Alors quelles conséquences ? Finalement, ce n’est pas forcément gênant si on considère que ce temps plus long permet d’améliorer la qualité des projets (prise en compte des points de vue des parties prenantes, et sédimentation dans le temps, permettant par exemple des écritures urbaines plus variées ou une meilleure adaptation aux besoins des usagers). Mais c’est une situation évidemment très préoccupante si si on considère les trois conséquences suivantes. Premièrement, le temps c’est de l’argent, et donc cette lenteur compromet la faisabilité financière même des projets. Ensuite, cette lenteur ne permet pas de faire face aux enjeux d’urbanisation, comme la construction de 70.000 logements par an en Ile-de-France. Et enfin, le risque est aussi celui du développement de logiques de production urbaines et de formes urbaines non désirées, comme les petits projets dans le diffus (qui créent l’étalement urbain), ou des formes d’urbanisme « privées », comme les macro-lots (qui permettent des délais de réalisation plus rapides, mais suscitent de nombreuses interrogations).

MS : Quels sont les facteurs de mutation porteurs d’espoir ?

D’abord, on est dans une période de mutation profonde de la fabrique urbaine, et c’est absolument passionnant. Et je crois qu’on a toutes les raisons d’être optimistes. D’abord, c’est finalement quand un système est à bout de souffle qu’il peut se réinventer. Et puis, surtout, je l’ai dit, la fabrique de la ville est en plein bouleversement.

D’abord, la première bonne nouvelle, c’est que la gouvernance est en train d'évoluer, par exemple avec la création d’une métropole du Grand Paris, que vient d’évoquer Hugo Bévort.

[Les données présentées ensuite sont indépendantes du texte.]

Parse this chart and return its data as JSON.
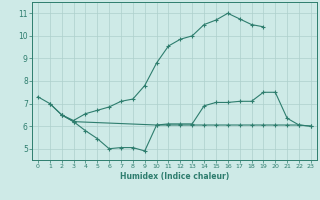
{
  "line1_x": [
    0,
    1,
    2,
    3,
    4,
    5,
    6,
    7,
    8,
    9,
    10,
    11,
    12,
    13,
    14,
    15,
    16,
    17,
    18,
    19
  ],
  "line1_y": [
    7.3,
    7.0,
    6.5,
    6.25,
    6.55,
    6.7,
    6.85,
    7.1,
    7.2,
    7.8,
    8.8,
    9.55,
    9.85,
    10.0,
    10.5,
    10.7,
    11.0,
    10.75,
    10.5,
    10.4
  ],
  "line2_x": [
    1,
    2,
    3,
    4,
    5,
    6,
    7,
    8,
    9,
    10,
    11,
    12,
    13,
    14,
    15,
    16,
    17,
    18,
    19,
    20,
    21,
    22,
    23
  ],
  "line2_y": [
    7.0,
    6.5,
    6.2,
    5.8,
    5.45,
    5.0,
    5.05,
    5.05,
    4.9,
    6.05,
    6.1,
    6.1,
    6.1,
    6.9,
    7.05,
    7.05,
    7.1,
    7.1,
    7.5,
    7.5,
    6.35,
    6.05,
    6.0
  ],
  "line3_x": [
    2,
    3,
    10,
    11,
    12,
    13,
    14,
    15,
    16,
    17,
    18,
    19,
    20,
    21,
    22,
    23
  ],
  "line3_y": [
    6.5,
    6.2,
    6.05,
    6.05,
    6.05,
    6.05,
    6.05,
    6.05,
    6.05,
    6.05,
    6.05,
    6.05,
    6.05,
    6.05,
    6.05,
    6.0
  ],
  "color": "#2e7d6e",
  "bg_color": "#ceeae7",
  "grid_color": "#aed0cc",
  "xlabel": "Humidex (Indice chaleur)",
  "xlim": [
    -0.5,
    23.5
  ],
  "ylim": [
    4.5,
    11.5
  ],
  "yticks": [
    5,
    6,
    7,
    8,
    9,
    10,
    11
  ],
  "xticks": [
    0,
    1,
    2,
    3,
    4,
    5,
    6,
    7,
    8,
    9,
    10,
    11,
    12,
    13,
    14,
    15,
    16,
    17,
    18,
    19,
    20,
    21,
    22,
    23
  ]
}
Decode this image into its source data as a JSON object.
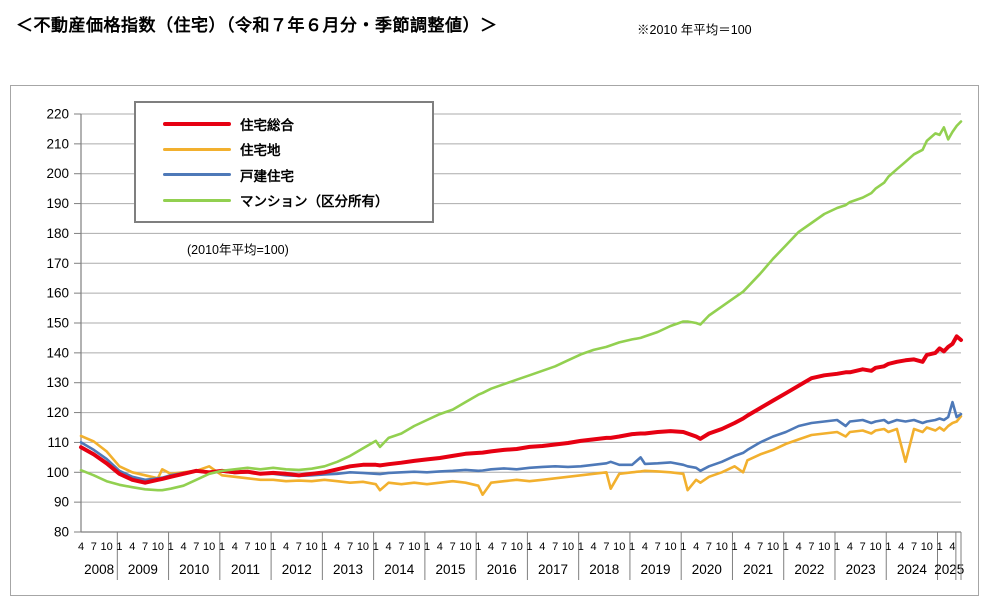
{
  "title": "＜不動産価格指数（住宅）（令和７年６月分・季節調整値）＞",
  "header_note": "※2010 年平均＝100",
  "legend_note": "(2010年平均=100)",
  "chart_data": {
    "type": "line",
    "title": "不動産価格指数（住宅）令和7年6月分・季節調整値",
    "xlabel": "",
    "ylabel": "",
    "ylim": [
      80,
      220
    ],
    "ytick_step": 10,
    "grid": "horizontal",
    "legend_position": "top-left-inside",
    "x_note": "月次（2008年4月〜2025年6月）",
    "x": [
      "2008-04",
      "2008-07",
      "2008-10",
      "2009-01",
      "2009-04",
      "2009-07",
      "2009-10",
      "2009-11",
      "2010-01",
      "2010-04",
      "2010-07",
      "2010-10",
      "2011-01",
      "2011-04",
      "2011-07",
      "2011-10",
      "2012-01",
      "2012-04",
      "2012-07",
      "2012-10",
      "2013-01",
      "2013-04",
      "2013-07",
      "2013-10",
      "2014-01",
      "2014-02",
      "2014-04",
      "2014-07",
      "2014-10",
      "2015-01",
      "2015-04",
      "2015-07",
      "2015-10",
      "2016-01",
      "2016-02",
      "2016-04",
      "2016-07",
      "2016-10",
      "2017-01",
      "2017-04",
      "2017-07",
      "2017-10",
      "2018-01",
      "2018-04",
      "2018-07",
      "2018-08",
      "2018-10",
      "2019-01",
      "2019-03",
      "2019-04",
      "2019-07",
      "2019-10",
      "2020-01",
      "2020-02",
      "2020-04",
      "2020-05",
      "2020-07",
      "2020-10",
      "2021-01",
      "2021-03",
      "2021-04",
      "2021-07",
      "2021-10",
      "2022-01",
      "2022-04",
      "2022-07",
      "2022-10",
      "2023-01",
      "2023-03",
      "2023-04",
      "2023-07",
      "2023-09",
      "2023-10",
      "2023-12",
      "2024-01",
      "2024-03",
      "2024-05",
      "2024-07",
      "2024-09",
      "2024-10",
      "2024-12",
      "2025-01",
      "2025-02",
      "2025-03",
      "2025-04",
      "2025-05",
      "2025-06"
    ],
    "series": [
      {
        "name": "住宅総合",
        "color": "#E60012",
        "width": 4,
        "z": 2,
        "values": [
          108.4,
          106.0,
          103.0,
          99.5,
          97.5,
          96.5,
          97.5,
          97.8,
          98.5,
          99.5,
          100.5,
          100.0,
          100.5,
          100.0,
          100.2,
          99.5,
          99.8,
          99.5,
          99.0,
          99.5,
          100.0,
          101.0,
          102.0,
          102.5,
          102.5,
          102.3,
          102.7,
          103.2,
          103.8,
          104.3,
          104.8,
          105.5,
          106.2,
          106.5,
          106.6,
          107.0,
          107.5,
          107.8,
          108.5,
          108.8,
          109.3,
          109.8,
          110.5,
          111.0,
          111.5,
          111.5,
          112.0,
          112.8,
          113.0,
          113.0,
          113.5,
          113.8,
          113.5,
          113.0,
          112.0,
          111.2,
          113.0,
          114.5,
          116.5,
          118.0,
          119.0,
          121.5,
          124.0,
          126.5,
          129.0,
          131.5,
          132.5,
          133.0,
          133.5,
          133.5,
          134.5,
          134.0,
          135.0,
          135.5,
          136.3,
          137.0,
          137.5,
          137.8,
          137.0,
          139.3,
          140.0,
          141.5,
          140.5,
          142.0,
          143.0,
          145.5,
          144.3
        ]
      },
      {
        "name": "住宅地",
        "color": "#F2B02E",
        "width": 2.6,
        "z": 0,
        "values": [
          112.2,
          110.3,
          107.0,
          102.0,
          100.0,
          99.0,
          98.0,
          101.0,
          99.5,
          100.0,
          100.5,
          102.0,
          99.0,
          98.5,
          98.0,
          97.5,
          97.5,
          97.0,
          97.2,
          97.0,
          97.5,
          97.0,
          96.5,
          96.8,
          96.0,
          94.0,
          96.5,
          96.0,
          96.5,
          96.0,
          96.5,
          97.0,
          96.5,
          95.5,
          92.5,
          96.5,
          97.0,
          97.5,
          97.0,
          97.5,
          98.0,
          98.5,
          99.0,
          99.5,
          100.0,
          94.5,
          99.5,
          100.0,
          100.3,
          100.5,
          100.3,
          100.0,
          99.5,
          94.0,
          97.5,
          96.5,
          98.5,
          100.0,
          102.0,
          100.0,
          104.0,
          106.0,
          107.5,
          109.5,
          111.0,
          112.5,
          113.0,
          113.5,
          112.0,
          113.5,
          114.0,
          113.0,
          114.0,
          114.5,
          113.5,
          114.5,
          103.5,
          114.5,
          113.5,
          115.0,
          114.0,
          115.0,
          114.0,
          115.5,
          116.5,
          117.0,
          118.8
        ]
      },
      {
        "name": "戸建住宅",
        "color": "#4E79B8",
        "width": 2.6,
        "z": 1,
        "values": [
          110.0,
          107.5,
          104.5,
          100.5,
          98.5,
          97.5,
          98.0,
          98.2,
          99.0,
          99.8,
          100.3,
          100.0,
          100.3,
          99.8,
          100.0,
          99.5,
          99.5,
          99.0,
          98.8,
          99.0,
          99.3,
          99.5,
          100.0,
          99.8,
          99.5,
          99.4,
          99.8,
          100.0,
          100.2,
          100.0,
          100.3,
          100.5,
          100.8,
          100.5,
          100.6,
          101.0,
          101.3,
          101.0,
          101.5,
          101.8,
          102.0,
          101.8,
          102.0,
          102.5,
          103.0,
          103.5,
          102.5,
          102.5,
          105.0,
          102.8,
          103.0,
          103.3,
          102.5,
          102.0,
          101.5,
          100.5,
          102.0,
          103.5,
          105.5,
          106.5,
          107.5,
          110.0,
          112.0,
          113.5,
          115.5,
          116.5,
          117.0,
          117.5,
          115.5,
          117.0,
          117.5,
          116.5,
          117.0,
          117.5,
          116.5,
          117.5,
          117.0,
          117.5,
          116.5,
          117.0,
          117.5,
          118.0,
          117.5,
          118.5,
          123.5,
          118.5,
          119.5
        ]
      },
      {
        "name": "マンション（区分所有）",
        "color": "#92D050",
        "width": 2.6,
        "z": 3,
        "values": [
          100.7,
          99.0,
          97.0,
          95.8,
          95.0,
          94.3,
          94.0,
          94.0,
          94.5,
          95.5,
          97.5,
          99.5,
          100.5,
          101.0,
          101.5,
          101.0,
          101.5,
          101.0,
          100.8,
          101.2,
          102.0,
          103.5,
          105.5,
          108.0,
          110.5,
          108.5,
          111.5,
          113.0,
          115.5,
          117.5,
          119.5,
          121.0,
          123.5,
          126.0,
          126.6,
          128.0,
          129.5,
          131.0,
          132.5,
          134.0,
          135.5,
          137.5,
          139.5,
          141.0,
          142.0,
          142.5,
          143.5,
          144.5,
          145.0,
          145.5,
          147.0,
          149.0,
          150.5,
          150.5,
          150.0,
          149.5,
          152.5,
          155.5,
          158.5,
          160.5,
          162.0,
          166.5,
          171.5,
          176.0,
          180.5,
          183.5,
          186.5,
          188.5,
          189.5,
          190.5,
          192.0,
          193.5,
          195.0,
          197.0,
          199.0,
          201.5,
          204.0,
          206.5,
          208.0,
          211.0,
          213.5,
          213.0,
          215.5,
          211.5,
          214.0,
          216.0,
          217.5
        ]
      }
    ],
    "x_axis_years": [
      {
        "year": "2008",
        "months": [
          "4",
          "7",
          "10"
        ]
      },
      {
        "year": "2009",
        "months": [
          "1",
          "4",
          "7",
          "10"
        ]
      },
      {
        "year": "2010",
        "months": [
          "1",
          "4",
          "7",
          "10"
        ]
      },
      {
        "year": "2011",
        "months": [
          "1",
          "4",
          "7",
          "10"
        ]
      },
      {
        "year": "2012",
        "months": [
          "1",
          "4",
          "7",
          "10"
        ]
      },
      {
        "year": "2013",
        "months": [
          "1",
          "4",
          "7",
          "10"
        ]
      },
      {
        "year": "2014",
        "months": [
          "1",
          "4",
          "7",
          "10"
        ]
      },
      {
        "year": "2015",
        "months": [
          "1",
          "4",
          "7",
          "10"
        ]
      },
      {
        "year": "2016",
        "months": [
          "1",
          "4",
          "7",
          "10"
        ]
      },
      {
        "year": "2017",
        "months": [
          "1",
          "4",
          "7",
          "10"
        ]
      },
      {
        "year": "2018",
        "months": [
          "1",
          "4",
          "7",
          "10"
        ]
      },
      {
        "year": "2019",
        "months": [
          "1",
          "4",
          "7",
          "10"
        ]
      },
      {
        "year": "2020",
        "months": [
          "1",
          "4",
          "7",
          "10"
        ]
      },
      {
        "year": "2021",
        "months": [
          "1",
          "4",
          "7",
          "10"
        ]
      },
      {
        "year": "2022",
        "months": [
          "1",
          "4",
          "7",
          "10"
        ]
      },
      {
        "year": "2023",
        "months": [
          "1",
          "4",
          "7",
          "10"
        ]
      },
      {
        "year": "2024",
        "months": [
          "1",
          "4",
          "7",
          "10"
        ]
      },
      {
        "year": "2025",
        "months": [
          "1",
          "4"
        ]
      }
    ]
  }
}
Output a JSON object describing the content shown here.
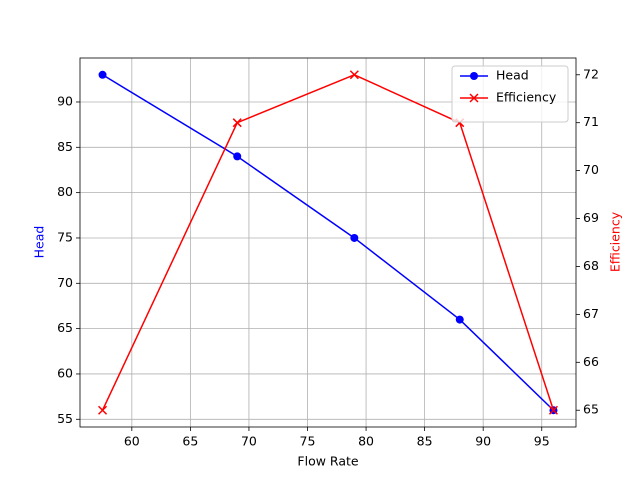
{
  "chart_data": {
    "type": "line",
    "xlabel": "Flow Rate",
    "ylabel": "Head",
    "y2label": "Efficiency",
    "x": [
      57.5,
      69,
      79,
      88,
      96
    ],
    "series": [
      {
        "name": "Head",
        "color": "#0000ff",
        "marker": "o",
        "values": [
          93,
          84,
          75,
          66,
          56
        ]
      },
      {
        "name": "Efficiency",
        "color": "#ff0000",
        "marker": "x",
        "axis": "y2",
        "values": [
          65,
          71,
          72,
          71,
          65
        ]
      }
    ],
    "xlim": [
      55.575,
      97.925
    ],
    "xticks": [
      60,
      65,
      70,
      75,
      80,
      85,
      90,
      95
    ],
    "ylim": [
      54.15,
      94.85
    ],
    "yticks": [
      55,
      60,
      65,
      70,
      75,
      80,
      85,
      90
    ],
    "y2lim": [
      64.65,
      72.35
    ],
    "y2ticks": [
      65,
      66,
      67,
      68,
      69,
      70,
      71,
      72
    ],
    "grid": true,
    "legend": "upper right"
  }
}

La deuxième nouvelle, c’est qu’il y a maintenant un consensus qui se fait jour sur le fait qu’il va falloir arbitrer les projets urbains, se demander si on a plus intérêt à les faire que pas. Par exemple, si on multiplie le nombre de gares du Grand Paris par une surface de projets de 500.000 m2 autour de chaque gare, cela fait 35 millions de mètres carrés en projets ! Et on sait bien qu’ils ne pourront pas être tous développés. Mais cela permettra de mettre plus de moyens sur ceux qui sont vraiment utiles. Il y a par contre deux enjeux. Un enjeu de gouvernance donc. Et aussi un enjeu de mesure de la création de valeur urbaine des projets. A cet égard, vous avez certainement lu le rapport d’Emile Quinet qui vient d’être rendu au Commissariat général à la stratégie et à la prospective sur « l’évaluation socio-économique des investissements publics ».

Un autre facteur de mutation positif, c’est la montée des acteurs privés. J’ai dit tout à l’heure que la « privatisation » de la ville comporte certains risques, mais je crois aussi que l’appétit des acteurs privés sur les problématiques urbaines peut constituer une formidable opportunité, pour peu que les acteurs publics sachent orienter l’action de ces acteurs privés dans le sens des intérêts publics. C’est là une condition sine qua non, qui suppose que les acteurs publics se renforcent et évoluent dans leur pratique et leur savoir-faire.

Autre point positif : l’émergence des logiques bottum-up. Je crois beaucoup à la force du local, à la force des habitants, et cela est assurément renforcé par la révolution numérique. Enfin, on voit aussi beaucoup de réflexions sur des nouveaux modèles économiques, là aussi sous l’effet de l’impératif du développement durable et de la révolution numérique : logiques de mutualisation, économie de la fonctionnalité, économie circulaire. Là aussi, il me semble qu’il y a des leviers d’innovation majeurs. Mais là encore, les métiers et les approches de conduite des projets doivent évoluer. Il nous faut réinventer collectivement les modes de production de la ville. C’est un enjeu majeur, mais passionnant.